A “heroic, undaunted performance” in San Francisco Symphony debut

A performance of Shostakovich’s First Violin Concerto is nothing to take lightly, either for the performers or the audience. The music digs in deep, across four weighty movements and one of the composer’s trademark massive cadenzas for the soloist, and there are challenges for everyone involved.

In her impressive showing with the San Francisco Symphony on Thursday, Nov. 8 in Davies Symphony Hall, violinist Karen Gomyo didn’t insult our intelligence by making the thing seem easy. On the contrary — she matched the composer step for demanding step, producing a rendition that gleamed with the sweat of honest labor.

Together with guest conductor Jakub Hrusa, Gomyo — a Japanese-born virtuoso who now lives in Berlin — dived into Shostakovich’s showpiece with an obvious respect for both the technical and interpretive difficulties ahead. The combination of craggy rhetoric, capacious formal scale and sheer finger-busting passagework that infuses this concerto means that anyone can go astray at any moment.
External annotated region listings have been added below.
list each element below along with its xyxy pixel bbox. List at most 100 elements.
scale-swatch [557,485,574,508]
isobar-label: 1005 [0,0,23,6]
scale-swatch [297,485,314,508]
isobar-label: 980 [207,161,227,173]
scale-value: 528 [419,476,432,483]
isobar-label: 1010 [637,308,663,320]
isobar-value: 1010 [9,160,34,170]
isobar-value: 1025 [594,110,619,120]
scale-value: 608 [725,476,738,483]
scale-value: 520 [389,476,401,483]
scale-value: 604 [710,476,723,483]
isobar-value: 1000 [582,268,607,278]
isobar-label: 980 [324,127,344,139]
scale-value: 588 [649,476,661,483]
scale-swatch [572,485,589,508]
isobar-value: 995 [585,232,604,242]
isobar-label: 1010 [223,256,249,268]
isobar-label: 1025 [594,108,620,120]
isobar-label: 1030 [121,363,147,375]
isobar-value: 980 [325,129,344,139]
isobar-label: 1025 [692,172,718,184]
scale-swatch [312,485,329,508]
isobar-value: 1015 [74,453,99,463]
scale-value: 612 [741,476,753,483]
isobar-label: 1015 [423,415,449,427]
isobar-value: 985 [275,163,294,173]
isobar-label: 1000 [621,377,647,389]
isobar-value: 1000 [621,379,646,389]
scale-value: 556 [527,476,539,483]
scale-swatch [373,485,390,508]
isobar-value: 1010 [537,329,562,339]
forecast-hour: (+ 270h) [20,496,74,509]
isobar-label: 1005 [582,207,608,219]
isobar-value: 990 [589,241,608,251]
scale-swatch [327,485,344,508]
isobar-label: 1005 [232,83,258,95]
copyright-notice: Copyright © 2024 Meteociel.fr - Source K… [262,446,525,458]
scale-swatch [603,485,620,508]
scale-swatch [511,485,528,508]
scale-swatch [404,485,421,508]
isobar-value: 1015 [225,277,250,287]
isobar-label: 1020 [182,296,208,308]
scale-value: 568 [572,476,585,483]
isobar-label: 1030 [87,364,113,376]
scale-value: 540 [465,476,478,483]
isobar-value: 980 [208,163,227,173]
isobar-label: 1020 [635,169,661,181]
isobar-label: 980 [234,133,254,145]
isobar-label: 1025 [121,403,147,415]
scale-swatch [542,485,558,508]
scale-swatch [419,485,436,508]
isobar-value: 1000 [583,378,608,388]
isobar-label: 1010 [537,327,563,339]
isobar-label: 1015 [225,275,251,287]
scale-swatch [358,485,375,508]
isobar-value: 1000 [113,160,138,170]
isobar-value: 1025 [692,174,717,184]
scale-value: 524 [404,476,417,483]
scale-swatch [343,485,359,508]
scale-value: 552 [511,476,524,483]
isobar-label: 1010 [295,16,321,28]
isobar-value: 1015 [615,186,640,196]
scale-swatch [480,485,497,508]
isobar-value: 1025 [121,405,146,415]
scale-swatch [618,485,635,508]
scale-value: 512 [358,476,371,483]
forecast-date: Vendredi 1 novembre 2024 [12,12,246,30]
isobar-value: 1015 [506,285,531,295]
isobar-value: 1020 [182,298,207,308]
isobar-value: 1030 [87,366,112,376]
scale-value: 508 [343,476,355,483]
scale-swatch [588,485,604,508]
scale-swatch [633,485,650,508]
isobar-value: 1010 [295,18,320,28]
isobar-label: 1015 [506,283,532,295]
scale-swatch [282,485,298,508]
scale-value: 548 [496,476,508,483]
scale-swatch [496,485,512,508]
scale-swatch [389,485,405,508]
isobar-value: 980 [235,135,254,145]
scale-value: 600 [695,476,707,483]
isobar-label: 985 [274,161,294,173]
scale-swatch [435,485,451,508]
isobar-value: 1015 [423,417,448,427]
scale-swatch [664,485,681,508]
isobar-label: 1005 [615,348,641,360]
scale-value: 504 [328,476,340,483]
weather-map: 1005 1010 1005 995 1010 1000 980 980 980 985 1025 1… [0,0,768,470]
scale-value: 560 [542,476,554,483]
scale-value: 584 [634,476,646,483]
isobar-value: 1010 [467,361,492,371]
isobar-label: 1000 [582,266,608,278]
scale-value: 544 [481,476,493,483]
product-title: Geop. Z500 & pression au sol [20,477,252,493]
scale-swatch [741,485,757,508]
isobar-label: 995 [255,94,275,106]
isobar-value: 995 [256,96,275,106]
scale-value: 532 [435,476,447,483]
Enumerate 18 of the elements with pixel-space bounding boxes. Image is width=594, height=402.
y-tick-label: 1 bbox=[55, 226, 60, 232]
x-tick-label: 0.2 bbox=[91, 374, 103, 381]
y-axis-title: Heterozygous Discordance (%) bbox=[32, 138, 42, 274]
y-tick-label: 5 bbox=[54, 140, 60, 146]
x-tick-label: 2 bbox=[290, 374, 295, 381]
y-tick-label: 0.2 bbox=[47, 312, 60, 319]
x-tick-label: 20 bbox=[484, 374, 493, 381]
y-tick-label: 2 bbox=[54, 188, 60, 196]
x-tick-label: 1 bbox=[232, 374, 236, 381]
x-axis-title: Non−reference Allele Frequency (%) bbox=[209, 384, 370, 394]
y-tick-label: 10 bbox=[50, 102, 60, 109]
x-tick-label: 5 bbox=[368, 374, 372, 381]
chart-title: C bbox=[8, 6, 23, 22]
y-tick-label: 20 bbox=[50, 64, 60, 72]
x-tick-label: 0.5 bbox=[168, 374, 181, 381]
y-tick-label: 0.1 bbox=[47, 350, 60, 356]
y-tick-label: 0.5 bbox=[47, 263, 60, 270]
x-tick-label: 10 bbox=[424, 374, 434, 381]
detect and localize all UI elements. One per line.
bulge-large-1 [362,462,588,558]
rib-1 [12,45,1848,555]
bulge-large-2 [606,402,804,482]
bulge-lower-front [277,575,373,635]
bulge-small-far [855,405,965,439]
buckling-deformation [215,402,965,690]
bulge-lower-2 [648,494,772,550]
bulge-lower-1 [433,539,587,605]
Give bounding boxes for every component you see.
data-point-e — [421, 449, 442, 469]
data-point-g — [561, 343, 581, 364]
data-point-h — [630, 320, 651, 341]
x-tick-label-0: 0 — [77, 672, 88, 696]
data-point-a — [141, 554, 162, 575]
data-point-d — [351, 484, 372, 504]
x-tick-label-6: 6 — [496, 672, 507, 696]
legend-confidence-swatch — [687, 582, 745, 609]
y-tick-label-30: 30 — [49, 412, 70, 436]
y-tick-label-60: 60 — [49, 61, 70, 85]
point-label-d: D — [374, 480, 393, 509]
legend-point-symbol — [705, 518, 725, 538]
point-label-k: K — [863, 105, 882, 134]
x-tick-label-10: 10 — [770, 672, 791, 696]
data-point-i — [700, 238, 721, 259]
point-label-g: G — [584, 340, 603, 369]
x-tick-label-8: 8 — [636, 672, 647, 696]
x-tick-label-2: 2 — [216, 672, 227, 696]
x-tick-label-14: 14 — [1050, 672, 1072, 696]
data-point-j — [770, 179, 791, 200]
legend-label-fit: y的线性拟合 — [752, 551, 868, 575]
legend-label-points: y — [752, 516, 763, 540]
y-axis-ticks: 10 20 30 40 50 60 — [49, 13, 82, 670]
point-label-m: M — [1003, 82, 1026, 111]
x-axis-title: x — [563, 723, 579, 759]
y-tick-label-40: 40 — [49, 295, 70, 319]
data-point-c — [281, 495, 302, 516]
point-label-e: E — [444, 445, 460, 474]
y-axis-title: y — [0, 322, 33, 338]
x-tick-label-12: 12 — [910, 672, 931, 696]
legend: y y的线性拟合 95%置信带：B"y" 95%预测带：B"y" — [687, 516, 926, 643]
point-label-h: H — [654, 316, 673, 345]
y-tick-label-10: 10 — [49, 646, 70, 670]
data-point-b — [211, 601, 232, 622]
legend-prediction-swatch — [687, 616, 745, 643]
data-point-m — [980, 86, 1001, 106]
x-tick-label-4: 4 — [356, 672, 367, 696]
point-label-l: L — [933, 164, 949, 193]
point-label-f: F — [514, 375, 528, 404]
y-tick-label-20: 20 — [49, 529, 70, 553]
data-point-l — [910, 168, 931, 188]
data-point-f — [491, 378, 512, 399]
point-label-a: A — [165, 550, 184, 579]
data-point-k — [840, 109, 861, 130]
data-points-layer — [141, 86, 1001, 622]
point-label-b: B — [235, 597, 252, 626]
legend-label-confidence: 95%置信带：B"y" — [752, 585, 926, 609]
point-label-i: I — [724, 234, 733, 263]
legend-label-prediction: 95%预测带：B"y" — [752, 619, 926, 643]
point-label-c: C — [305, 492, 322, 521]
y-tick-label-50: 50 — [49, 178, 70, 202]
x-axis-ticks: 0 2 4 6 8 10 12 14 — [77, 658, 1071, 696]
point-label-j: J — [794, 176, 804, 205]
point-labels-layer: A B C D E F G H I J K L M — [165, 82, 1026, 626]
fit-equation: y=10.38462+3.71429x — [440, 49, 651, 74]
Yet, by the time the piece drew to a close nearly 40 minutes later, Gomyo and Hrusa in partnership had conferred an air of triumph on the proceedings. Shostakovich’s expansive lines of thought, which can often seem discursive and even meandering in the wrong hands, emerged here with a welcome sense of formal tautness; the composer’s acrid sensibilities sounded inviting without losing their essential character.

Gomyo’s playing boasts a bold, steely beauty, which at least in this context made few concessions to traditional notions of lyricism or expressive warmth. (Her encore, a lovely account of the fourth of Astor Piazzolla’s “Six Tango Etudes,” offered a more overtly empathetic voice, though even here she made sure to keep the rhythms crisp and muscular.)

In the concerto’s broad opening movement, which the composer labeled “Nocturne,” Gomyo spun out long-breathed melodies with unflinching forthrightness, as if encouraging the listener to revel in the music’s dark, sinewy textures. The bustling scherzo — equally dark, even more corrosive — got a ferocious, precise reading.

But the glory of the performance came in the robust third-movement Passacaglia, which is also the concerto’s center of gravity. In this succession of variations on a theme, Gomyo brought out one character of the music after another, engaging in eloquent counterpoint with other members of the orchestra, delivering the solo part with insight and tact, and finally settling in to give a bravura account of the huge solo cadenza.